Does a motor vehicle get "sleep" when it is serviced?
One of the mayors of New York in the 80's (Koch?) famously doubled the city's bus fleet for zero cost by running them 24 hours, instead of letting them rest at the end of their shifts, as was the previous policy.
> When I reboot a computer, is that equivalent to a nap?
I mean, you do put your computer into "sleep" mode and then "wake" it.
Analogies are useful. I think we need to learn how to continue to benefit from them despite the risk of anthropomorphication.
Very much agree that while it is is useful in description of motivation and inspiration,
it is very non-helpful—or worse—to use this language, this way.
One might as well say "need neural plasticity" which is as much an analogy and equally misleading and counterproductive in shaping the right model of the system.
One might even call this pernicious, what it encourages is already a social problem; and it doesn't aid understanding, it confounds it.
The analogy is helpful, but yes we should be able to “intelligently design” something better than sleep analogues since we’re not constrained by evolution like in humans.
See also, perhaps: https://news.ycombinator.com/item?id=48273597
Just from the title, I’m assuming it refers to a period of downtime used to perform some sort of maintenance on the knowledge held by the system.
Clicking through, that’s exactly what it is.
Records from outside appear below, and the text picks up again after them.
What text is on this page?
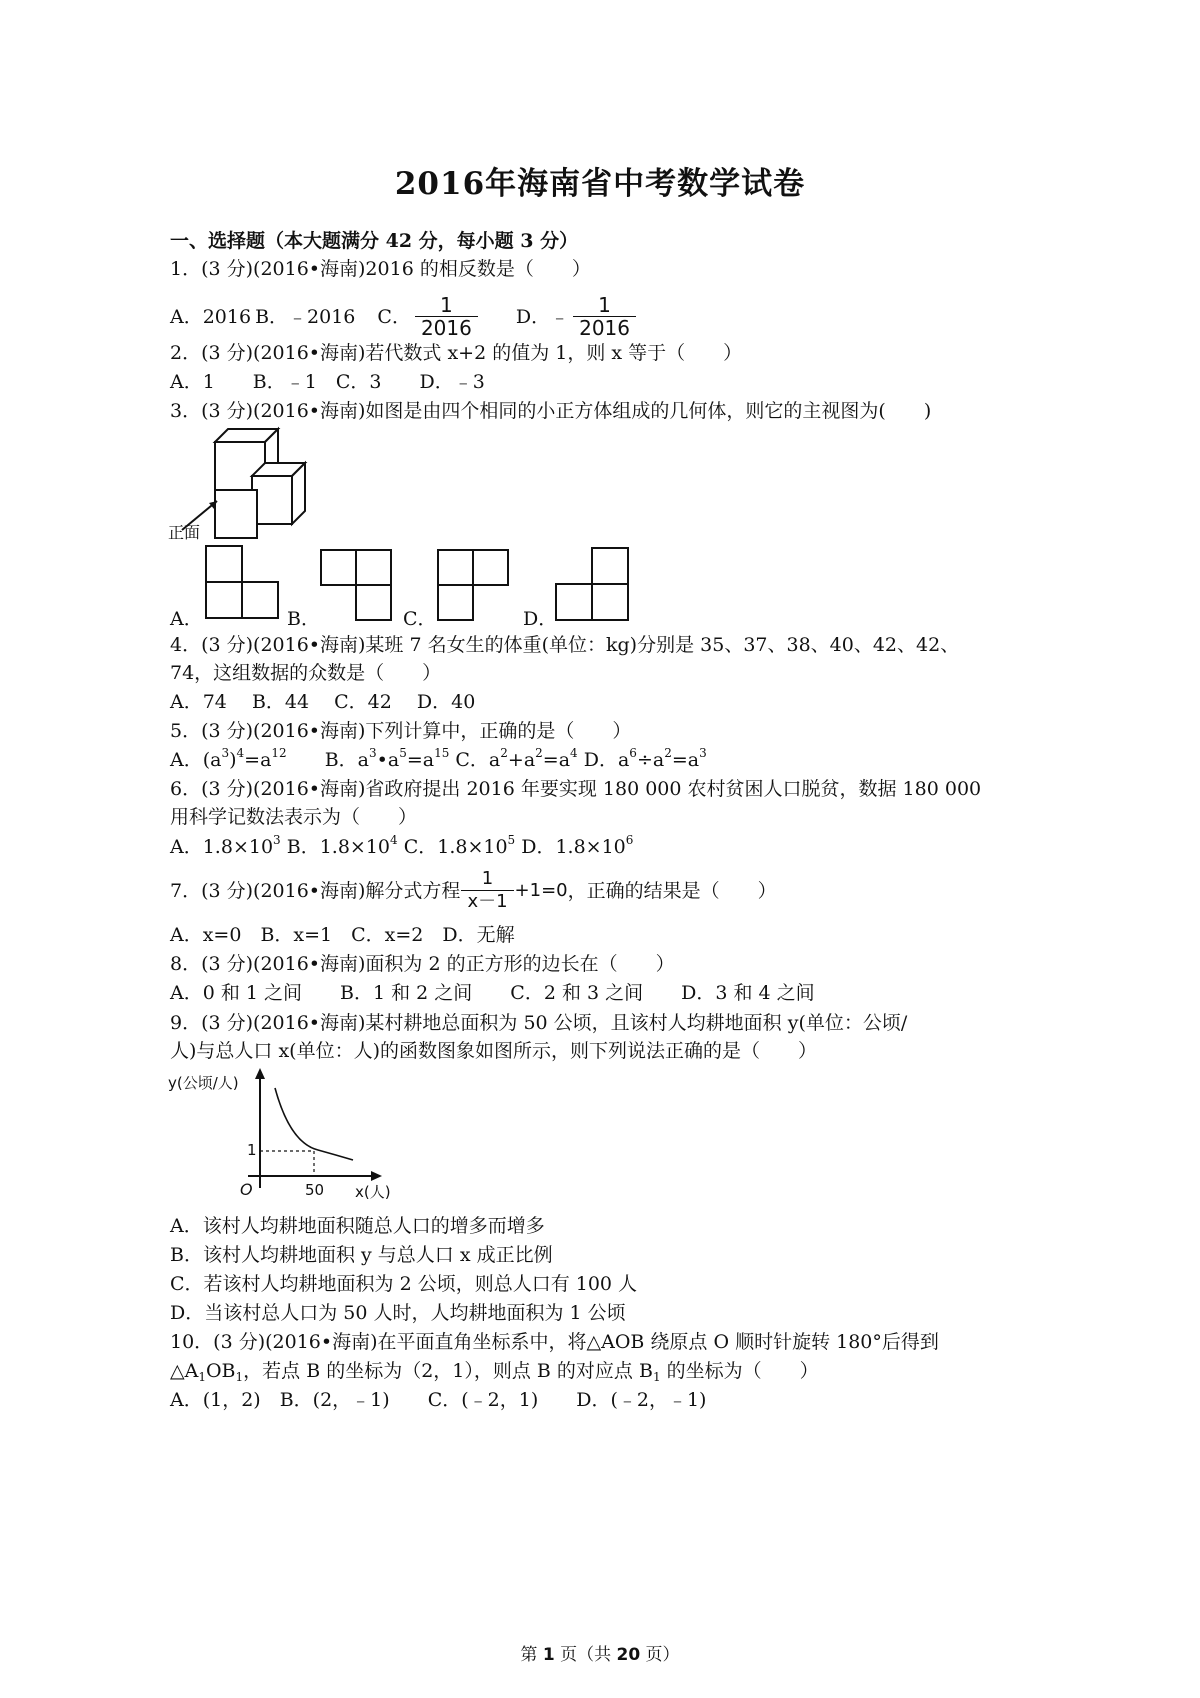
2016年海南省中考数学试卷
一、选择题（本大题满分 42 分，每小题 3 分）
1．(3 分)(2016•海南)2016 的相反数是（　　）
A．2016 B．﹣2016 C． $\frac{1}{2016}$ D．﹣ $\frac{1}{2016}$
2．(3 分)(2016•海南)若代数式 x+2 的值为 1，则 x 等于（　　）
A．1　　B．﹣1　C．3　　D．﹣3
3．(3 分)(2016•海南)如图是由四个相同的小正方体组成的几何体，则它的主视图为(　　)
正面
A．	B．	C．	D．
4．(3 分)(2016•海南)某班 7 名女生的体重(单位：kg)分别是 35、37、38、40、42、42、
74，这组数据的众数是（　　）
A．74　 B．44　 C．42　 D．40
5．(3 分)(2016•海南)下列计算中，正确的是（　　）
A．$(a^3)^4=a^{12}$　　B．$a^3•a^5=a^{15}$ C．$a^2+a^2=a^4$ D．$a^6\div a^2=a^3$
6．(3 分)(2016•海南)省政府提出 2016 年要实现 180 000 农村贫困人口脱贫，数据 180 000
用科学记数法表示为（　　）
A．$1.8\times 10^3$ B．$1.8\times 10^4$ C．$1.8\times 10^5$ D．$1.8\times 10^6$
7．(3 分)(2016•海南)解分式方程 $\frac{1}{x-1} +1=0$ ，正确的结果是（　　）
A．x=0　B．x=1　C．x=2　D．无解
8．(3 分)(2016•海南)面积为 2 的正方形的边长在（　　）
A．0 和 1 之间　　B．1 和 2 之间　　C．2 和 3 之间　　D．3 和 4 之间
9．(3 分)(2016•海南)某村耕地总面积为 50 公顷，且该村人均耕地面积 y(单位：公顷/
人)与总人口 x(单位：人)的函数图象如图所示，则下列说法正确的是（　　）
y(公顷/人)
1
O	50 x(人)
A．该村人均耕地面积随总人口的增多而增多
B．该村人均耕地面积 y 与总人口 x 成正比例
C．若该村人均耕地面积为 2 公顷，则总人口有 100 人
D．当该村总人口为 50 人时，人均耕地面积为 1 公顷
10．(3 分)(2016•海南)在平面直角坐标系中，将△AOB 绕原点 O 顺时针旋转 180°后得到
$\triangle A_1OB_1$，若点 B 的坐标为（2，1），则点 B 的对应点 $B_1$ 的坐标为（　　）
A．(1，2)　B．(2，﹣1)　　C．(﹣2，1)　　D．(﹣2，﹣1)
第 1 页（共 20 页）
Seems like “sleep” is an excellent term to use here.
>we study a sleep-like consolidation mechanism in which a model periodically converts recent context into persistent fast weights before clearing its key-value cache
There is a strong, non-trivial connection here between what your brain does in sleep and what they are studying.
You wouldn't object to referring to robot eyes or robot legs.
... and anyway, maybe it was hungry? Or getting the sniffles?
They provide an explanation for using the term "sleep":
> In animals, the transfer from short-term memory to long-term memory is thought to be supported by hippocampal replay [33], especially during sleep [41]; in this phase, short-term hippocampal memories are reactivated and consolidated into cortical synaptic weights. Sleep makes animals unable to respond to external stimuli, suggesting that it must provide enough cognitive benefit to justify this cost [41]. Inspired by these biological processes, we propose a method for transferring context-window memory into persistent weights. When the model’s context window becomes full during inference, the model enters a “sleep” in which it performs multiple forward passes over the accumulated context and recursively updates its fast weights via a learned local rule. As in animal sleep, the model receives no external input tokens during this phase. After consolidation, the context window is cleared, and the model resumes operation with updated fast weights. During training, the model is optimized end-to-end by backpropagating through the entire process to maximize task performance after sleep.